Ronnie: Normally this would be the end of it but I felt compelled to interject to remind you of The Adventures of Superman. I remember when I watched an episode for that Lois & Clark that “adapted” an Adventures of show I was charmed by the cheesiness and George Reeves’ performance. Anyway, just wanted to put that out there as an option–and my option–for “best live action Superman show”.
Odds & Ends
-Space people being British is a proud and stupid tradition and Krypton is in keeping with that. Sorry, but the gobbledygook still sounds dumb regardless of accent. You could be doing Swahili and my eyes would still glaze over.
-There are integrated black Kryptonians, so rest assured that despite Geoff Johns’ faux pas no one thought to adapt Vathlo Island. Not yet at least.
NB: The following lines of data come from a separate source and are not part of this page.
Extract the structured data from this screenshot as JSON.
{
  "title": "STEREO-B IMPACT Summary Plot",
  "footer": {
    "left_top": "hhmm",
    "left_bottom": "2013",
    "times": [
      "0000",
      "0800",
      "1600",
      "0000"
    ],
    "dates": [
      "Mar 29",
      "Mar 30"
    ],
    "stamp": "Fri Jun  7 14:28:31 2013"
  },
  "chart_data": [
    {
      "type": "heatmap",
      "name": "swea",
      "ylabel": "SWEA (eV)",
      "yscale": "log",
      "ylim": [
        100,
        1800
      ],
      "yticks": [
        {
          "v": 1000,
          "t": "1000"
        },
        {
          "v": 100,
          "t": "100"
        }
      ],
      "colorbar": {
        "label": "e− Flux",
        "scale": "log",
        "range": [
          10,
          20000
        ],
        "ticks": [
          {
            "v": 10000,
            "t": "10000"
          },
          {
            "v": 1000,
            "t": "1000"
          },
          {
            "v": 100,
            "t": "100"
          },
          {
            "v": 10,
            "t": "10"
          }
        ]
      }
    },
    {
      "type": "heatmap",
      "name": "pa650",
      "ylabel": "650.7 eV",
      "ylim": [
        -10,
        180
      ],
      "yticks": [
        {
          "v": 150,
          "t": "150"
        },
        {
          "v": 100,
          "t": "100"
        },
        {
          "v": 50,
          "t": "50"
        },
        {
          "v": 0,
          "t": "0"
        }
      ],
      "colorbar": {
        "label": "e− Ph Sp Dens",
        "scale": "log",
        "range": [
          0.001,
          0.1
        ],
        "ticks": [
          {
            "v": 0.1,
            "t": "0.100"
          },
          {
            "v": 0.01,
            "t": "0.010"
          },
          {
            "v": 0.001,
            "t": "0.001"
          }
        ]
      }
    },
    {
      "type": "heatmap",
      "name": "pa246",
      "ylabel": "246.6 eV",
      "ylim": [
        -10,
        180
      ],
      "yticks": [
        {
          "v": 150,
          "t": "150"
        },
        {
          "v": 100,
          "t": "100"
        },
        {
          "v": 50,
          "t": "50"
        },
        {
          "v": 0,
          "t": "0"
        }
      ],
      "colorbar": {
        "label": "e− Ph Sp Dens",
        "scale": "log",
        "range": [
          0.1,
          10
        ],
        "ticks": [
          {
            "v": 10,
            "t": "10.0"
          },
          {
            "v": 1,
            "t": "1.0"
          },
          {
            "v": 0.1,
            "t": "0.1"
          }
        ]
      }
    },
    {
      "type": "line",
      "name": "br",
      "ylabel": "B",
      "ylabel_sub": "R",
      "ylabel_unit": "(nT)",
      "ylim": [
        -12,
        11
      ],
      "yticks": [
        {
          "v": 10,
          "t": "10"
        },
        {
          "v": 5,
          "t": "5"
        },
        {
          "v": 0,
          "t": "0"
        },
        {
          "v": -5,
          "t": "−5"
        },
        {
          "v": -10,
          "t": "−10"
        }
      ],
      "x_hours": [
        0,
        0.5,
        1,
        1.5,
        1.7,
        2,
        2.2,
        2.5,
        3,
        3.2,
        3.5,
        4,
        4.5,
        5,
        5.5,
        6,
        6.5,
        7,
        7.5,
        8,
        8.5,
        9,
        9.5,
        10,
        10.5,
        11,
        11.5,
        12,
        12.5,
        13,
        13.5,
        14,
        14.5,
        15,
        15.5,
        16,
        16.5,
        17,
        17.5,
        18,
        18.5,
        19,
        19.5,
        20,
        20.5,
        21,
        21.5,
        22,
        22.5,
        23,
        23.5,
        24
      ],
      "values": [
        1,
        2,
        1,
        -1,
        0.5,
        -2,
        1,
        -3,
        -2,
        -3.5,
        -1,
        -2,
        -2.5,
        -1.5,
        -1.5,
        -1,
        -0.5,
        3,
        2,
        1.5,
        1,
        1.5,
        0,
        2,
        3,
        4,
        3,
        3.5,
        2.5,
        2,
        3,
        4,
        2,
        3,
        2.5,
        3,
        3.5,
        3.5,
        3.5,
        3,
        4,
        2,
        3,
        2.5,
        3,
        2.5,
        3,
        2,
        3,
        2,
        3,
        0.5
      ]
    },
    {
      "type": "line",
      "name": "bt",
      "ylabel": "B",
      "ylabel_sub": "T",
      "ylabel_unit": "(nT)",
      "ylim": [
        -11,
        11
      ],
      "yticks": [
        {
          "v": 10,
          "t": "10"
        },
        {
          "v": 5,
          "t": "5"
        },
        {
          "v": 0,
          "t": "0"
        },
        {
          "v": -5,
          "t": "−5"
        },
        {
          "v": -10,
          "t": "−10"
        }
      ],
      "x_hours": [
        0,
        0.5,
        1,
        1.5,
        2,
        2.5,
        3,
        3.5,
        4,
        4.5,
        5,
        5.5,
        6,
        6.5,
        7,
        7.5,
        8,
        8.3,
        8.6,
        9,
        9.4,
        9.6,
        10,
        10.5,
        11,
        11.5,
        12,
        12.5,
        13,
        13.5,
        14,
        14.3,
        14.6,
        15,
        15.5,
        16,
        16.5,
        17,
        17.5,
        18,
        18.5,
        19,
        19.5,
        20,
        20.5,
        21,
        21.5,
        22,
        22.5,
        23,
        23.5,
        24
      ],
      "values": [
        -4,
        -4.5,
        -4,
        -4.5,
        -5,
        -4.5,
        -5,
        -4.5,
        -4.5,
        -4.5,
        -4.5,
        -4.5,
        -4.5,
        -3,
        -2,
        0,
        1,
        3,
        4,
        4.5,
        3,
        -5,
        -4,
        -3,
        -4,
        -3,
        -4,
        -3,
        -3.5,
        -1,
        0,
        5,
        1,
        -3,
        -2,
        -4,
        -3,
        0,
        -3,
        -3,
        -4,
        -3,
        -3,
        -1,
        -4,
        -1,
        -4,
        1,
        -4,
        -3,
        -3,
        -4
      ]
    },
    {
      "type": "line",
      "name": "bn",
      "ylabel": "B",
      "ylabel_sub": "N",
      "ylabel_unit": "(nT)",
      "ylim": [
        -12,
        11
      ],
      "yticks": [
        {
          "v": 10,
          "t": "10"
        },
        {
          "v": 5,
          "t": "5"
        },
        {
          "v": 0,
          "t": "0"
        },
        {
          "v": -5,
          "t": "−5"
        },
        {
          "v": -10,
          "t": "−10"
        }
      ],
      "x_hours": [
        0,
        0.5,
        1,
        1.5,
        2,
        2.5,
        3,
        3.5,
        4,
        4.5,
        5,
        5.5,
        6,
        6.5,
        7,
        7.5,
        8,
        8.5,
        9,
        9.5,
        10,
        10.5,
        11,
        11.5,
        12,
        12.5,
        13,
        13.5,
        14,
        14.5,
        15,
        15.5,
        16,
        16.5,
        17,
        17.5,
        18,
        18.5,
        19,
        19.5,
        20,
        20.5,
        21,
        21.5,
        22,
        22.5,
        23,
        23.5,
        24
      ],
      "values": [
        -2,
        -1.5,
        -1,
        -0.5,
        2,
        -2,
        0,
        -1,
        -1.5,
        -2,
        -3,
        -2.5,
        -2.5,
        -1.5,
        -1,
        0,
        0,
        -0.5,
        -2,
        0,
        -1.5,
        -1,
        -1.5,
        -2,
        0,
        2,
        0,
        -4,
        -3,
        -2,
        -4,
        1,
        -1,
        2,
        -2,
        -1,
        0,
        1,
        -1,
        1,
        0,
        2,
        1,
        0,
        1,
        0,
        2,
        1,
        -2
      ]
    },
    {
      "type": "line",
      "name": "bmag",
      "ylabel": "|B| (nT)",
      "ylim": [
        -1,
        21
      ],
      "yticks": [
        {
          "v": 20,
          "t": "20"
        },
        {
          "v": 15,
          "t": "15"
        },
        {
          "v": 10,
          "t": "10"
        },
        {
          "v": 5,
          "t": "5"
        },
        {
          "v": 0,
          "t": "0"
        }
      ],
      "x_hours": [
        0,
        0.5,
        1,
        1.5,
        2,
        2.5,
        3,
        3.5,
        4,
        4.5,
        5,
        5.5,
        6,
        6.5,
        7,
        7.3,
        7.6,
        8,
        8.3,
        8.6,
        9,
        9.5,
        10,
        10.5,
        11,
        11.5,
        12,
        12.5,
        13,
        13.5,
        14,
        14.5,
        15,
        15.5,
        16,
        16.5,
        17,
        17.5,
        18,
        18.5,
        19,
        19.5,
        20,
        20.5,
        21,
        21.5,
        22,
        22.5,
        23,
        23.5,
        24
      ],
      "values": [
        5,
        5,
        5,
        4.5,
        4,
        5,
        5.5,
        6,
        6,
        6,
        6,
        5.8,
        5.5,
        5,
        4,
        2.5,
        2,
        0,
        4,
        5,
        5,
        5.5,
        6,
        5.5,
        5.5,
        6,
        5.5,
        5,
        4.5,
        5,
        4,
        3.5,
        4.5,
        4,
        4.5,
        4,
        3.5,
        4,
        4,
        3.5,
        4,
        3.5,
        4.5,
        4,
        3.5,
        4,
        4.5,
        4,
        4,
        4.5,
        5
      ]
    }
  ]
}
.Here’s an annoying thing about Krypton (the planet, not the show, (Well, also the show, but it’s not a problem native to the show)), if Kryptonians have been married off for political reasons and conceive children through chemistry or whatever, why do they still fall in love? Like, what’s the evolutionary advantage of developing feelings for someone if it doesn’t lead to pair bonding and reproduction? Love is basically a drug our own body doses us with in order to make us dumb enough to go through the potentially deadly and almost always excruciating process of childbirth and stick around each other for twenty odd years until the stupid kids brain finishes growing and they stumble off to repeat the whole cycle. No sensible woman would agree to all that if they were thinking clearly, and most level headed men would ditch at the first sign of trouble because honestly, who needs the aggravation? Marriage and parenthood are prisons! Man made prisons! You’re doing time! It’s a ridiculous setup and nature knows that so it dopes us up real good with love and affection and compassion and all that other horseshit. If Krypton were a society that had been matching people through eugenics AI and growing kids in tubes, you’d think love would just fade away. And that’s the one element of Krypton that doesn’t make scientific sense.
-Late in Season 2 the show introduces Black Mercy, the plant from “For The Man Who Has Everything”. DC productions are contractually obligated to try to provoke Alan Moore.